Photo by Brett Jordan

Why Bother Taking a Chance at Trusting Again?

My father took his own life when I was thirteen. Suddenly, the one who had been the most reliable and loving person in my life was gone. Without warning, my world suddenly turned dark, upside down and chaotic. In response, my shields went up and for a long time every person I encountered was a suspect. I believed that anyone could leave me or abandon me at any time without notice, including God. 

Cautiously Hopeful

Though mistrust caused me to defend myself from any further emotional harm or hurt by anyone else, my heart still longed to place my confidence in someone. But letting down my guard seemed too big of a risk. I did not want to get hurt again, to be disappointed or even to be gullible enough to think I could rely on someone. Yet, remaining distrustful had its disadvantages too. There was the problem of loneliness, isolation, one way conversations, unresolved anger and depression. To trust again meant I might get hurt again, but to stay guard and distrustful did not ensure a pain free life either. 

In time, my heart’s desire to trust again won out. Gradually, I came to my senses, realizing that not everyone is a suspect. 

I was fortunate enough to marry a trustworthy man. Even though I was cautious, at the beginning, with my love for him, he was fully committed to loving me from the start. He was also patient enough to wait for me to believe in his good intentions and when I finally did, life for the both of us only got better. 
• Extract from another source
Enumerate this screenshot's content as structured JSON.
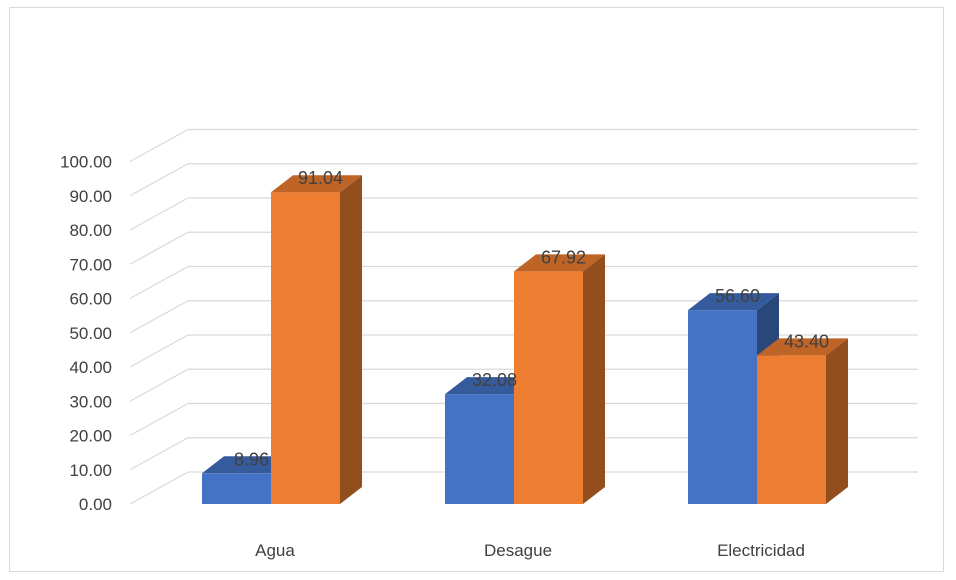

In a way, my husband’s love for me showed me that God was also trustworthy. Even though in the beginning, my love for God was cautious, God is fully committed to loving me. He too is patient enough to wait for me to believe in his goodness and when I do, my life only gets better. 

When someone we love hurts us, we don’t have to throw out the rest of humanity, nor do we have to slam the door shut between ourselves and God. But trusting others as well as God, does mean that we will have to take risks, become courageous enough to move toward relationships and remain patient. Trusting once again is never easy, instantaneous, or without discomfort. 

Why bother taking a chance at trusting again? We were created for relationships and relationships entail trust. When we do, life only gets better.